A: The microbiome when leaving the Earth. Most microbes living naturally on the skin, i.e. commensals, are sensitive to antimicrobials and will be killed if exposed to antimicrobials. A few species are resistant to antimicrobials as indicated by the ring around them. Without exposure to antimicrobials, resistance and antimicrobial-associated virulence are not expressed and do not affect the diversity and balanced composition of the skin microbiome and skin health.
B: After using antimicrobial “no-rinse-soap” on the skin for a relatively short period of time. The antimicrobials have caused several sensitive species to disappear; some commensal species to develop resistance (blue ring); some species to develop resistance and virulence; and some of the already resistant species to turn virulent. Skin health is challenged and will typically show less resilience.
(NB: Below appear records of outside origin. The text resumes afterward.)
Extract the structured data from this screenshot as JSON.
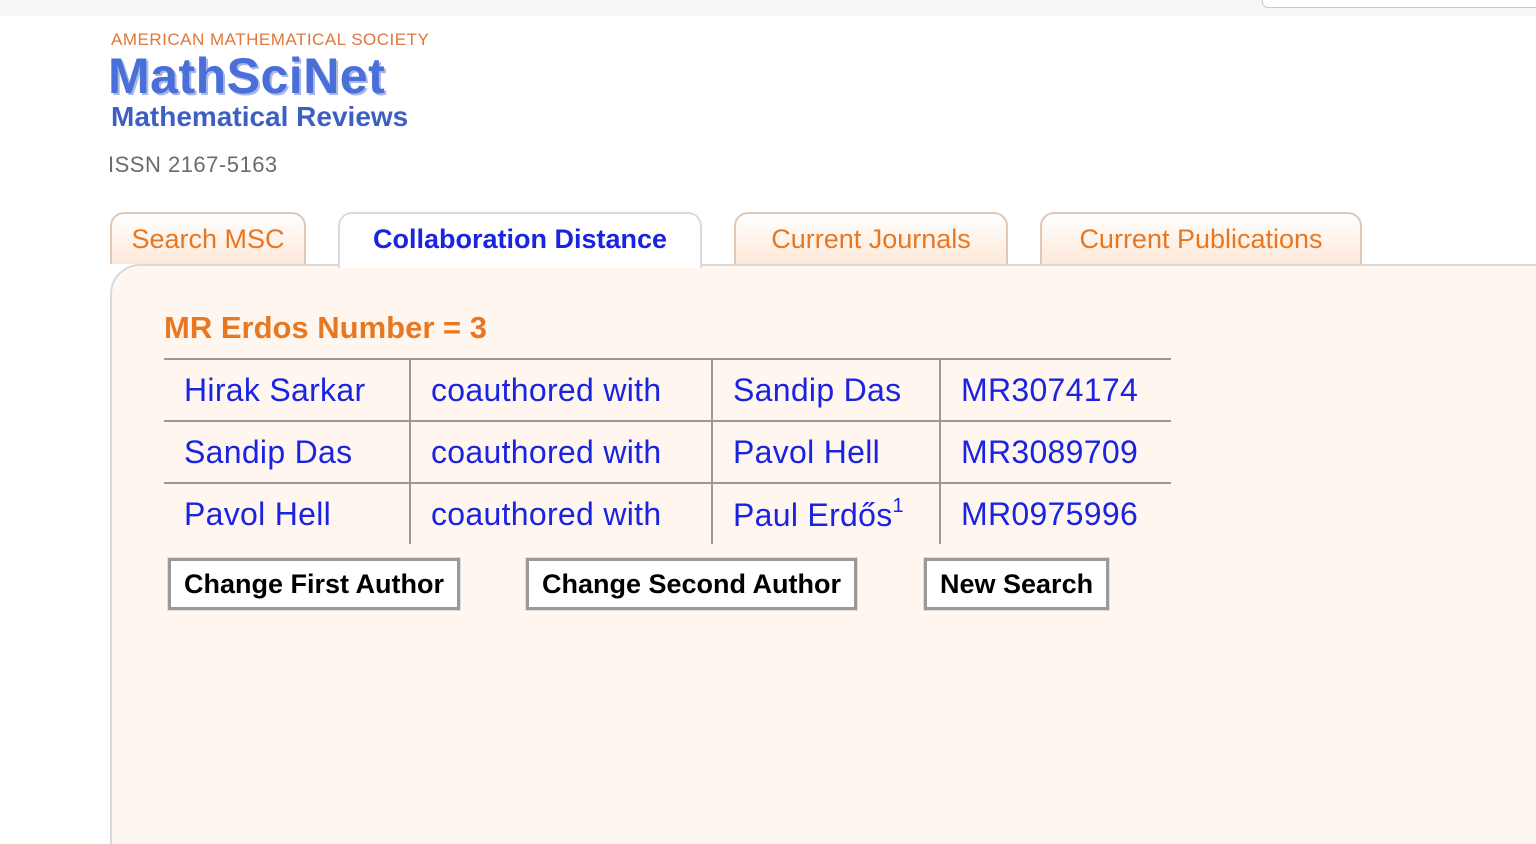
{
  "brand": {
    "society": "AMERICAN MATHEMATICAL SOCIETY",
    "product": "MathSciNet",
    "subtitle": "Mathematical Reviews",
    "issn": "ISSN 2167-5163",
    "accent_color": "#e87722",
    "brand_color": "#4a6fd8",
    "link_color": "#1a24e0"
  },
  "tabs": [
    {
      "label": "Search MSC",
      "active": false
    },
    {
      "label": "Collaboration Distance",
      "active": true
    },
    {
      "label": "Current Journals",
      "active": false
    },
    {
      "label": "Current Publications",
      "active": false
    }
  ],
  "result": {
    "title": "MR Erdos Number = 3",
    "rows": [
      {
        "author1": "Hirak Sarkar",
        "relation": "coauthored with",
        "author2": "Sandip Das",
        "author2_sup": "",
        "mr": "MR3074174"
      },
      {
        "author1": "Sandip Das",
        "relation": "coauthored with",
        "author2": "Pavol Hell",
        "author2_sup": "",
        "mr": "MR3089709"
      },
      {
        "author1": "Pavol Hell",
        "relation": "coauthored with",
        "author2": "Paul Erdős",
        "author2_sup": "1",
        "mr": "MR0975996"
      }
    ]
  },
  "buttons": {
    "change_first": "Change First Author",
    "change_second": "Change Second Author",
    "new_search": "New Search"
  }
}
C: After using antimicrobial “no-rinse-soap” on the skin for a long period of time and living in a closed environment without the possibility of replenishing the microbiome. All antimicrobial-sensitive microbes have been eradicated and all remaining species are resistant. Many species have developed virulence. The virulent species increase their presence more efficiently and have therefore created further imbalance in the already species poor (low diversity) microbial community. Skin health is poor, typical symptoms will be redness, dryness, flaking, itches, rashes, blisters, tiny wounds etc.
Differently coloured dots represent different species of microbes. Outer dark-blue ring: resistant strain.  Outer dark-blue ring and spikes: resistant virulent strain.